Wrong, wrong, wrong.
As an encore to his massive rookie season, Nacua is averaging 6.1% more PPR points per target this season and has thrown his name in the ring for 1.01 consideration this summer.
Sheesh!
Try this on for size. Over his last five games, Nacua has earned 52 targets on 130 routes. In 2023, he ran 571 routes – if you transposed his recent target per route number over that full season total, we’d be looking at 228.4 targets; if you assign his career catch rate to that figure, a record-breaking 156 receptions.
That’s just a creative way to get to the point you’re already well aware of – this dude is a difference-maker of the highest order. The dead Jets gave up over 20 PPR points to both Tyreek Hill and Jaylen Waddle the last time they faced a reliable pocket passer.
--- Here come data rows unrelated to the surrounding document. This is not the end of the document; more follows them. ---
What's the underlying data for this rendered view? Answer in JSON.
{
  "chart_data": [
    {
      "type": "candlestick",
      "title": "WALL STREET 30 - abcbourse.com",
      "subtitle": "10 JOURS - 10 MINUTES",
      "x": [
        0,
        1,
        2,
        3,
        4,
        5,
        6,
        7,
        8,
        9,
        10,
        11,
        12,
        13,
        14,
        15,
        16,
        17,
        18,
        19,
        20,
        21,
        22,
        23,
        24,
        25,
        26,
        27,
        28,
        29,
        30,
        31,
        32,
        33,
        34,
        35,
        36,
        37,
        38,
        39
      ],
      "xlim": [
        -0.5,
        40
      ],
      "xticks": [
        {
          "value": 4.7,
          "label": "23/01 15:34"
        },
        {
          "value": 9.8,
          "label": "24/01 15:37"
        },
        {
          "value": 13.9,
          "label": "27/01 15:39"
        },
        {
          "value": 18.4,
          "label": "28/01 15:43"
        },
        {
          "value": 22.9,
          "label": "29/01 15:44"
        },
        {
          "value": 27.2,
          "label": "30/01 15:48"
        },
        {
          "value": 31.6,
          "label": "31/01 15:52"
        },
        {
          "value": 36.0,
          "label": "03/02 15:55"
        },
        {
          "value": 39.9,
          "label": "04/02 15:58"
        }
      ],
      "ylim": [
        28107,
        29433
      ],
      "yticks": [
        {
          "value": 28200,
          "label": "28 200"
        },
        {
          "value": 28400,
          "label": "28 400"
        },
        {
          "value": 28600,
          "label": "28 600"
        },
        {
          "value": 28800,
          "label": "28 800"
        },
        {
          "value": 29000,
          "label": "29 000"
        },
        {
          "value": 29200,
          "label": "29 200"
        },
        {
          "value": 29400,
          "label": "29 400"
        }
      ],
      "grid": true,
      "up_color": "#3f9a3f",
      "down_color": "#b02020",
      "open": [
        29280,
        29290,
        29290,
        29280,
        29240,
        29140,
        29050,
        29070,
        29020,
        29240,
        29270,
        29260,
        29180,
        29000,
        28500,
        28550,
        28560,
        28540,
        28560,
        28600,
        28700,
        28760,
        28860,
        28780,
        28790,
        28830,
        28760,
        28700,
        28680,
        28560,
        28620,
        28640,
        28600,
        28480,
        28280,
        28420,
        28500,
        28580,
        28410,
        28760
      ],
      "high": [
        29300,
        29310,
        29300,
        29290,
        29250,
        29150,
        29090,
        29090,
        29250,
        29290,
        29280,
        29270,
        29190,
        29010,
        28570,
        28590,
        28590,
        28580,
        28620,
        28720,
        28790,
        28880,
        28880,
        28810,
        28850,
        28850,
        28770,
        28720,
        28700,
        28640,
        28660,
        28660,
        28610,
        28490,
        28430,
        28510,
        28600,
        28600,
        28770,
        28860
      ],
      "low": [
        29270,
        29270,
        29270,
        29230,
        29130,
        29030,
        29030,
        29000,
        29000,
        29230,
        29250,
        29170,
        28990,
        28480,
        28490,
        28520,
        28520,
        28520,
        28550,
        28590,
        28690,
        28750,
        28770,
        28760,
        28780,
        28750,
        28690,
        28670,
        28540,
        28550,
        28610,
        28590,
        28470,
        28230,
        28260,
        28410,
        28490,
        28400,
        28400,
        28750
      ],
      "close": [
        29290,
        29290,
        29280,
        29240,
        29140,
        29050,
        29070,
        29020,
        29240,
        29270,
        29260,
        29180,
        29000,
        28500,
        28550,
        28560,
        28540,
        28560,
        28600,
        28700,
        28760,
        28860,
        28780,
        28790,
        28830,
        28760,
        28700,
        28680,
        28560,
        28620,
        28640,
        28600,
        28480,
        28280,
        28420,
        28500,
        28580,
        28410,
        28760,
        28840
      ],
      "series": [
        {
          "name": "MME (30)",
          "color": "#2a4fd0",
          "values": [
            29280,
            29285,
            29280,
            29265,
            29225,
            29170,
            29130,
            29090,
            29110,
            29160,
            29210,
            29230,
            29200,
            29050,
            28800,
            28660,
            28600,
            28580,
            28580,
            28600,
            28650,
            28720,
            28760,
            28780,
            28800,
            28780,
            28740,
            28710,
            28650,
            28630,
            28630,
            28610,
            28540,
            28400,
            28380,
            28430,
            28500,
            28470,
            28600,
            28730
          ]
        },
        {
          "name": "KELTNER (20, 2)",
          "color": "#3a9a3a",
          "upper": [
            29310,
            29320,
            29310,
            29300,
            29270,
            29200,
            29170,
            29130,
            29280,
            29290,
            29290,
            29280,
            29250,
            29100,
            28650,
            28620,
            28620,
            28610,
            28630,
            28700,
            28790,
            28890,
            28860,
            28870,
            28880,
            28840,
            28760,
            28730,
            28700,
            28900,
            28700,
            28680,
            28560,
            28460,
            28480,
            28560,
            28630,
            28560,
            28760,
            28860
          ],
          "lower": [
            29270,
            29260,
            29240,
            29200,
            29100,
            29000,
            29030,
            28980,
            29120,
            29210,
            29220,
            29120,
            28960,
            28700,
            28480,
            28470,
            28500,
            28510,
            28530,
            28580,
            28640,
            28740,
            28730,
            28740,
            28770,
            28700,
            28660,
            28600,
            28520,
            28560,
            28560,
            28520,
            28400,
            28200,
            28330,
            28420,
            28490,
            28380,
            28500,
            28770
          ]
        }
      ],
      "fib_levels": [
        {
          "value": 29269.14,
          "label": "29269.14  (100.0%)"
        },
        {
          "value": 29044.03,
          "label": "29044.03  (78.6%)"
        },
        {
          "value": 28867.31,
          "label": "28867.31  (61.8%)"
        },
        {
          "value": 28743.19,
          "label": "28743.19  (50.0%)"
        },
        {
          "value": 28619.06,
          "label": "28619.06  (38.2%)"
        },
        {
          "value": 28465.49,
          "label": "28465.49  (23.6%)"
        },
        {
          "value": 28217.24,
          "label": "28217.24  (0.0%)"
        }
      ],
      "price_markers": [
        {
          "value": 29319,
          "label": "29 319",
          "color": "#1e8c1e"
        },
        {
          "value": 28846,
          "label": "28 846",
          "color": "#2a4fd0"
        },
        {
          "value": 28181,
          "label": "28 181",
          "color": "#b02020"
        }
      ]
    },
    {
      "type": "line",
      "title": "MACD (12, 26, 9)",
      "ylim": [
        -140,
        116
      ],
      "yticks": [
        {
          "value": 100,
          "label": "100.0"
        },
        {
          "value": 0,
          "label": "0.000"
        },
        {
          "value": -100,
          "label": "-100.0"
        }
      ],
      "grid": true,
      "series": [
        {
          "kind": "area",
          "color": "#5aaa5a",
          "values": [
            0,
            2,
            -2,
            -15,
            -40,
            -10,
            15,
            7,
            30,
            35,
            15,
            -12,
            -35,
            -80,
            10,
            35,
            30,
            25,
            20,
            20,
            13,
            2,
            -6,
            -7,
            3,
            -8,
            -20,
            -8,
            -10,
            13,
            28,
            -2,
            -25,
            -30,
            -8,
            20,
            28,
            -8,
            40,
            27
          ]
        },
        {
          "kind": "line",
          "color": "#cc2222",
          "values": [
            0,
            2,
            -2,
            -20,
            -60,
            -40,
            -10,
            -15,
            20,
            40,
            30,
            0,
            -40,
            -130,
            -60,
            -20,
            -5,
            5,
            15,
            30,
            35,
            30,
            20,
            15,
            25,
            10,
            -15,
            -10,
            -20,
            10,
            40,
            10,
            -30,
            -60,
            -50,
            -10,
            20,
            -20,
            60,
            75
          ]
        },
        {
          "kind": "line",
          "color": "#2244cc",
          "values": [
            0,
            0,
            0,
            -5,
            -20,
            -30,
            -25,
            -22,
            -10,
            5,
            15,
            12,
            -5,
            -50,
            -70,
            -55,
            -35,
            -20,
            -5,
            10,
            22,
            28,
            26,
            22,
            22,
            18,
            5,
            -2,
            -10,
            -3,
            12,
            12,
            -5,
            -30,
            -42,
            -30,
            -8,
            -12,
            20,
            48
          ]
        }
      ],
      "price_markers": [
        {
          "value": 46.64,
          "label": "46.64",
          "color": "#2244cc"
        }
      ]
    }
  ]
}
To say they don’t have an answer for Nacua would be an understatement. Look for your WR1 to clear 95 receiving yards or score for a seventh straight game and give you every chance imaginable to advance in your playoff bracket.
Demarcus Robinson, WR
We were monitoring a shoulder injury for Demarcus Robinson early last week (DNP on Monday and Tuesday), but he ultimately suited up against the 49ers and filled his traditional role (Week 15: 78.6% snap share, 2024: 81.6%).
Having Robinson at close to full strength is nice, but it doesn’t matter. The Rams have won three straight games, and during that run, the Puka Nacua/Cooper Kupp tandem has vacuumed in 59.5% of the team’s targets; a crazy rate when you consider that there is a Kupp zero-catch effort in that sample.
Robinson had moments as a reasonable WR handcuff of sorts this season. But with both stars ahead of him currently healthy, there’s no reason to hold. This is a receiver who has played for three franchises over the past four years and could well again be on the move this summer.
Barring a featured role, Robinson won’t be a top-50 receiver for me next season.